L’Iran a annoncé, vendredi 17 avril 2026, l’ouverture du détroit d’Ormuz à la navigation commerciale, dans un contexte régional toujours marqué par de fortes tensions. Une décision qui intervient alors que la zone constitue un point névralgique du commerce énergétique mondial.
Selon les autorités iraniennes, cette ouverture s’inscrit dans le cadre du cessez-le-feu en cours. Téhéran affirme que le passage des navires est désormais autorisé, mais sous strict encadrement. Les bâtiments devront notamment emprunter des couloirs maritimes définis et coordonner leurs déplacements avec les autorités iraniennes.

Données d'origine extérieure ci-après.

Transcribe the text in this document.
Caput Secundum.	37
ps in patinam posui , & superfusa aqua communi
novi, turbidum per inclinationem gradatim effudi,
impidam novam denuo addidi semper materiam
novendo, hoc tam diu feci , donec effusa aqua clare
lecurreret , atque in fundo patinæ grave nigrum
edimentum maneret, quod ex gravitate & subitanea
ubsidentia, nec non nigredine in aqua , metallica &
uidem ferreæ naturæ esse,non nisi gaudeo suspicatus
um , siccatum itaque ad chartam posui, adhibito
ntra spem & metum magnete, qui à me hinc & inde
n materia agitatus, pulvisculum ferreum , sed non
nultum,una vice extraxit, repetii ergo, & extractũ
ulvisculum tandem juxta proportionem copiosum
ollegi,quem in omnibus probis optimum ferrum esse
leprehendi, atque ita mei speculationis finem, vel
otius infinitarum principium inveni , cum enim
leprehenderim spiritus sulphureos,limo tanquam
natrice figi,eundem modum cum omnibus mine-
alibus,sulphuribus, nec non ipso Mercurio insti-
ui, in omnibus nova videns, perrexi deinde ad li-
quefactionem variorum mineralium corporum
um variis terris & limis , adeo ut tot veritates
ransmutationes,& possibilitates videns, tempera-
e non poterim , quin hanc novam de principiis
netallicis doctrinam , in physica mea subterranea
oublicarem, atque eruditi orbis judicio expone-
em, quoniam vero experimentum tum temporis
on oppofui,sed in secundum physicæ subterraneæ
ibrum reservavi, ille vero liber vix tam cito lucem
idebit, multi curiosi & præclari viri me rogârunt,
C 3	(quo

Le passage des navires est désormais autorisé
Cette annonce intervient après plusieurs jours de perturbations majeures dans le détroit, où le trafic maritime avait été fortement ralenti, voire bloqué, sur fond d’escalade militaire et de tensions avec les États-Unis. Le détroit d’Ormuz, par lequel transite près d’un tiers du pétrole mondial transporté par voie maritime, reste ainsi un levier stratégique de premier plan.
Lire aussi : Ormuz : L’UE privilégie la diplomatie face à la pression de Trump
Malgré ce signal d’apaisement, la situation demeure fragile. L’ouverture annoncée apparaît temporaire et dépendante de l’évolution du contexte sécuritaire. Les risques pour la navigation commerciale persistent, notamment en raison de la militarisation accrue de la zone.
Hausse des prix du pétrole ?
Au-delà de l’aspect sécuritaire, cette évolution est scrutée de près par les marchés énergétiques. Toute perturbation durable dans le détroit d’Ormuz est susceptible d’entraîner une hausse des prix du pétrole, avec des répercussions à l’échelle mondiale, y compris pour des pays importateurs comme la Tunisie.